A few months ago, Liu J  introduced the term "giant cell life cycle" to describe the developmental pathway between two consecutive aCLSs. In our opinion, the microcell progeny "germ cells" are the precursors of CSCs.
Also, we regard the "giant cell life cycle" as a cancer genetic regulatory network reproductive cancer life cycle that begins with the oncogenic transformation of the cell-of-origin of cancer.
We believe that all eukaryotes including mammals and cancer genetic regulatory network conserve an ancestral unicellular life cycle that can be reactivated under stress and non-Abstract All eukaryotes, from protists to mammalians, preserve a unicellular life cycle inherited from the common ancestor that can be reactivated under unfavorable living conditions.

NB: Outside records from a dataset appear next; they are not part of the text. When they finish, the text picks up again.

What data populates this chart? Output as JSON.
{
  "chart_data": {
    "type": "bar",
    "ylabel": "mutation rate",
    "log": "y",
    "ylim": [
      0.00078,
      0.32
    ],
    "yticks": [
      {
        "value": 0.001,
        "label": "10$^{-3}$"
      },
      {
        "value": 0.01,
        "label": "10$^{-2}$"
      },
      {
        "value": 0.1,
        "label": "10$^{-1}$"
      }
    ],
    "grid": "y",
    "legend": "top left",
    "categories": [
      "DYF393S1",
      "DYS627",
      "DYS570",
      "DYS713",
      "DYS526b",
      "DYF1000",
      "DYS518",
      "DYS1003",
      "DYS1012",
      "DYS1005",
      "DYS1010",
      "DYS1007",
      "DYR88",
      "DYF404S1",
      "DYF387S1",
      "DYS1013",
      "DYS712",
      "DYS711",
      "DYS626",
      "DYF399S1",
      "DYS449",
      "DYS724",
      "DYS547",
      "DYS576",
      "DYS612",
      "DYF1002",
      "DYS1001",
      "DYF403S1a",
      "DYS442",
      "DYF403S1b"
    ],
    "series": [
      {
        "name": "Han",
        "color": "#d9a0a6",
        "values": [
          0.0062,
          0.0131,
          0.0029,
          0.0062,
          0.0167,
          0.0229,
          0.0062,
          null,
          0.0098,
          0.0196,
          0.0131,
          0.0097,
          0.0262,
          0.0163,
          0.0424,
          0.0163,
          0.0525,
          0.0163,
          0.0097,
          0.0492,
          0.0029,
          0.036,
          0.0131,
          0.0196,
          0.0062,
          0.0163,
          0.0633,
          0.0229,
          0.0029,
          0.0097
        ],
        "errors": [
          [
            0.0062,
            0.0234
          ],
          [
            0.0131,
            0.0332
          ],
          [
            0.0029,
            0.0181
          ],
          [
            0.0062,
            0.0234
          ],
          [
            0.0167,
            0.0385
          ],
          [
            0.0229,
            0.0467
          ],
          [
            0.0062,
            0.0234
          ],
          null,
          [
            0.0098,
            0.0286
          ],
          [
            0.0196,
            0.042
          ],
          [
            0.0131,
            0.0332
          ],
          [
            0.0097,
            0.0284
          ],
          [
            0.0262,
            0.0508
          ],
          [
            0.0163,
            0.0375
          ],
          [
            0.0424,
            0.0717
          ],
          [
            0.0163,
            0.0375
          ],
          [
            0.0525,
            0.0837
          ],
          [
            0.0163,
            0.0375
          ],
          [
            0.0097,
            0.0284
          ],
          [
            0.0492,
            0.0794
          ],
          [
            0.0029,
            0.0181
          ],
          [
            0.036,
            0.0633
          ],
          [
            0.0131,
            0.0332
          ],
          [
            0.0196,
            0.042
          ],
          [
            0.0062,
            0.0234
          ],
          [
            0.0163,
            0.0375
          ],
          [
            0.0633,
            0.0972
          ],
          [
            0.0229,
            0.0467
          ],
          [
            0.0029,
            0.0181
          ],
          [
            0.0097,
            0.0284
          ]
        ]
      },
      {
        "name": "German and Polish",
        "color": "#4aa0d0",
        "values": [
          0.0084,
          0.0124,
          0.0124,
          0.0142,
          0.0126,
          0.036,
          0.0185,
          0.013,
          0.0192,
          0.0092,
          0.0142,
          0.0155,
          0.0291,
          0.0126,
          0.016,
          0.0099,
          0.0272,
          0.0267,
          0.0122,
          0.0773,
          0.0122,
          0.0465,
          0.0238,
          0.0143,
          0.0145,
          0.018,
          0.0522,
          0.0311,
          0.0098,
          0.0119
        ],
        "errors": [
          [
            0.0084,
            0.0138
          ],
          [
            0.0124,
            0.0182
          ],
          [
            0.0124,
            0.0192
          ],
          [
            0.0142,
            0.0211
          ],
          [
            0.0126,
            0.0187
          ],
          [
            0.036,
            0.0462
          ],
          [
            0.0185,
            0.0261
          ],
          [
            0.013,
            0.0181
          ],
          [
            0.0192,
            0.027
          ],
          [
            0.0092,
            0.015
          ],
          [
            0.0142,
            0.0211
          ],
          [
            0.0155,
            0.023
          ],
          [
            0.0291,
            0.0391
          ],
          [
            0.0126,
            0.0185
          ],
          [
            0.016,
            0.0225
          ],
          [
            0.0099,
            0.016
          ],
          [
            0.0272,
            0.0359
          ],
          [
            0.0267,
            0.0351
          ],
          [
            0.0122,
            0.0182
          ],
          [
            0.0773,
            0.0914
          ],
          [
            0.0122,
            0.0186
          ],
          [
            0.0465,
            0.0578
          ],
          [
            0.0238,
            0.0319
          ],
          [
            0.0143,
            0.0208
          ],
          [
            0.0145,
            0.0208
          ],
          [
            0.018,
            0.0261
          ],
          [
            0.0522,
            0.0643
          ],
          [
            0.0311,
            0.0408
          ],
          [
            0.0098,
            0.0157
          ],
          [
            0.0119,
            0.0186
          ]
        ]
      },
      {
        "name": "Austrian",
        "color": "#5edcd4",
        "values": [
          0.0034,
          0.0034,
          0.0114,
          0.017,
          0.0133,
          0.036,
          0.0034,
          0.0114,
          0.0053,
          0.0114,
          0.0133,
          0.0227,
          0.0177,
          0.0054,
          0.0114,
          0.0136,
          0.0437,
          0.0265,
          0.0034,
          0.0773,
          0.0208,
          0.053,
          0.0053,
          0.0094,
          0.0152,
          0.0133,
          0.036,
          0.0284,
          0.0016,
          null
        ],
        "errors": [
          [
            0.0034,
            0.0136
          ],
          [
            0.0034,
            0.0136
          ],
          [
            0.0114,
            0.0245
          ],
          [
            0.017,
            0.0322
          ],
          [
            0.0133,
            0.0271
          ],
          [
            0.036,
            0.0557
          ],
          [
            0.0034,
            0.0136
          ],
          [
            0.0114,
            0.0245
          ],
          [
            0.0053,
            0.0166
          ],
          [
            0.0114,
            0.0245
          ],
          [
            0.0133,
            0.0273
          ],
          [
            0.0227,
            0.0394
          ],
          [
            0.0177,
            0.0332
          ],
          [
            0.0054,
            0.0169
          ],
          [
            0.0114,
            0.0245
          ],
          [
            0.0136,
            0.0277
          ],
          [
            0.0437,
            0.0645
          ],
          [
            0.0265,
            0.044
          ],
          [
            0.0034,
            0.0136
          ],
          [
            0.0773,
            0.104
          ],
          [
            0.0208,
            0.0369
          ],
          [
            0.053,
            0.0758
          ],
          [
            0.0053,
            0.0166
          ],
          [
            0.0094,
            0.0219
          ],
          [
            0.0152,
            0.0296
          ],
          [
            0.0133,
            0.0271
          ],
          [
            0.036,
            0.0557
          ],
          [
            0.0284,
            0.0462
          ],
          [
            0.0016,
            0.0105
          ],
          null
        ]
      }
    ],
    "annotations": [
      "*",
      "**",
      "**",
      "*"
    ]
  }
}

The cell-of-origin of cancer escapes its death by forming a protected polyploid cyst-like structure CLSthat starts the unicellular life cycle of cancer. The reversal to unicellularity occurs through genomic and epigenetic alterations that activate the MUT switch of early Metazoans and not through mutations. Depending on the environment, the CSC pool differentiates a reproductive cell subline, which cancer genetic regulatory network new aCLSs by cyclic encystment and asymmetric cell division, or a somatic subline, which proliferates strongly by symmetric cell division without cyst differentiation.